Welcome to Conway's Game of Life!

Using Polya's 4 Principles to Build This Game

Understanding the Problem

Why Did Conway Create This Model?

A mathematician named John Conway created this two-dimesional, zero-player game in 1970 to provide a visual model that would enable him to study "cellular automata" more closely. "Cellular automata" had already been studied previously by many scientists, two decades prior, as a possible model for biological systems. This visually-alluring 2D game continues to model concepts in: computer science, cryptography, mathematics, physics, complexity science, theoretical biology, etc.

What Should MY Re-Created Model Look Like?

Within the context of my re-created model, a "cellular automaton" would be considered a collection of black & white cells on this grid that can evolve over "generations" (iterative unit of time) according to the rules defined at the bottom of this page. Those rules are applied to each cell, during each generation, and are based on 1 of 2 states ("alive" or "dead") of each neighboring cell.

How Does It Work?

Before the game can start, an initial input (any collection of white squares) must be provided by the user, either manually on the grid or by choosing one of the provided preset options under the grid. After providing an input, the "Run" button must be clicked, which will cause the cells to "evolve" according to Conway's defined rules (as stated at the bottom of this page). With each passing "generation," those SAME rules are applied EVERY generation and SIMULTANEOUSLY across all cells.

Devising a Plan

(1) First, we need to create a board with a grid that can render black & white cells, which will revert between the colors when clicked on.

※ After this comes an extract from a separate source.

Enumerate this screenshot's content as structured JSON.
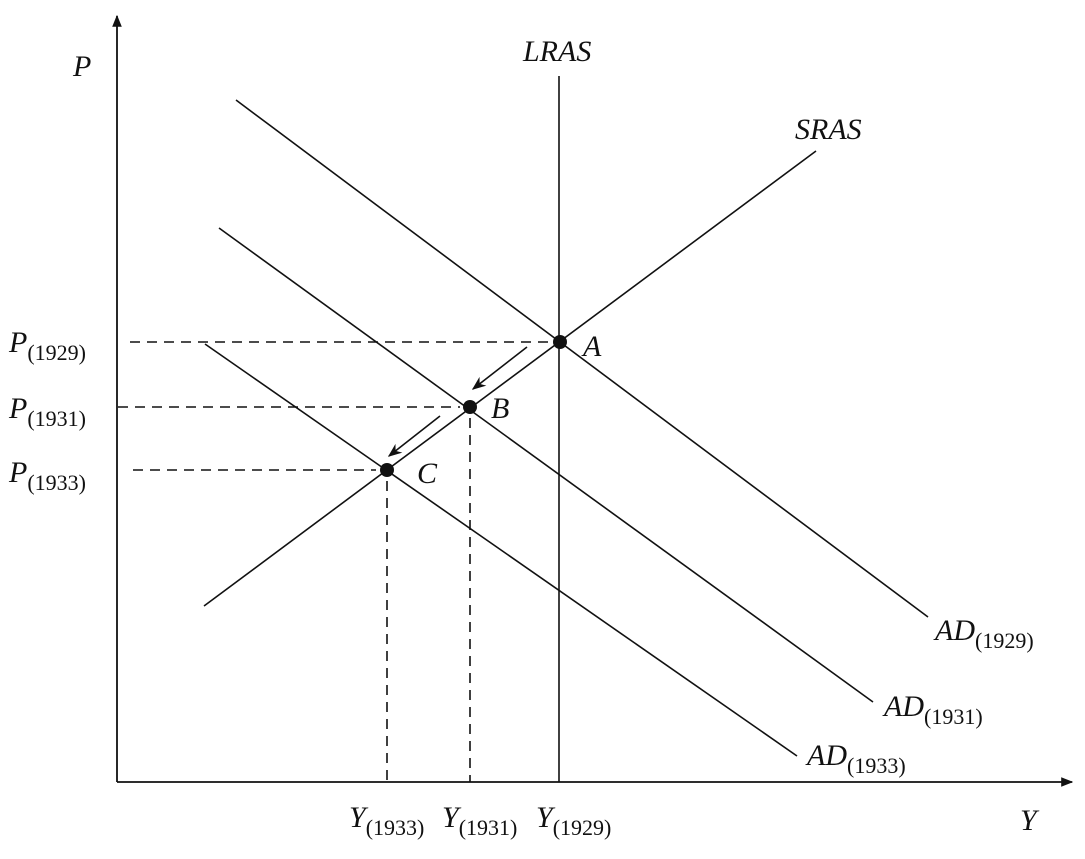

(2) Then, we need to implement functionality to give the user the ability to control aspects of the game: a "Run"/"Stop" button to proceed or pause the cells' evolution, a "Clear" button to return to a board of all black cells, and a user input area that allows the user to specify the time between each iterated "generation".

(3) Lastly, we need to give the user the option to select preset inputs.

Implementing the Plan

Creating the Board

(1a) Within our React app, we'll need to define 3 things: the desired width of the board, the desired height of the board, and the length of individual cell's side (in pixels).

Making the Grid

(1b) Using CSS and linear gradients, we're able to color the board black and create the necessary vertical & horizontal lines to make a grid.

Storing Cells' "Dead" or "Alive" State

(1c) First, we'll create a "state" object in our main "Grid" component, that will keep track of each cell's "dead" or "alive" state as an array of arrays.

Retrieving Coordinates of User-Targeted Cells

(1d) Then, we'll create "onClick" event handlers and a "handleClick()" function that will provide the coordinates of the targeted cell, which then need to be converted to coordinates that are relative to our board.

Rendering Cells to the Board

(1e) Using a "makeCells()" function, we're able to access the individual values of EACH cell in our board and can set those values to "true" or "false", based on our recently-converted coordinates from step (1d).

Running/Stopping the Game

(2a) First, we need to create a "Run"/"Stop" button that progresses or pauses the evolution process for the cells. These two buttons will be displayed as a single button, which conditionally renders based on whether "isRunning" in our state object is "true" or "false".

Changing the Speed of Evolution

(2b) Next, using an "input" element, the "setState()" function, and a new "handleInterval()" function, we will give the user the ability to increase or decrease the speed between each "generation" (in units of milliseconds) while the "runIteration()" and the calculateNeighbors() functions are being executed.

Creating Preset Options for the User

(3) Lastly, we'll create 4 new buttons ("Random", "Smile", "Frown", & "Wink") that will provide pre-rendered boards with unique designs for the user to experience. All pre-rendered boards are arrays of objects containing, an "x" and "y" coordinate that are to be rendered via the "setState()" function.

Reflecting/Iterating

Upon reflecting on the project, the following are a few areas that could be improved: (a) refactoring "Grid.js" and creating new sub-components to improve readability, (b) using 'switch' statements in the "handlePreset()" function for improved readability & increased modularity, in case more presets were to be added, and (c) rendering all of "App.js" in the web browser's content window (without the possibility of a user having a vertical/horizontal scroll bar) so that the (x, y) coordinates returned from the "getElementOffset()" function could never be affected by varying values for "window.pageXOffset" & "window.pageYOffset".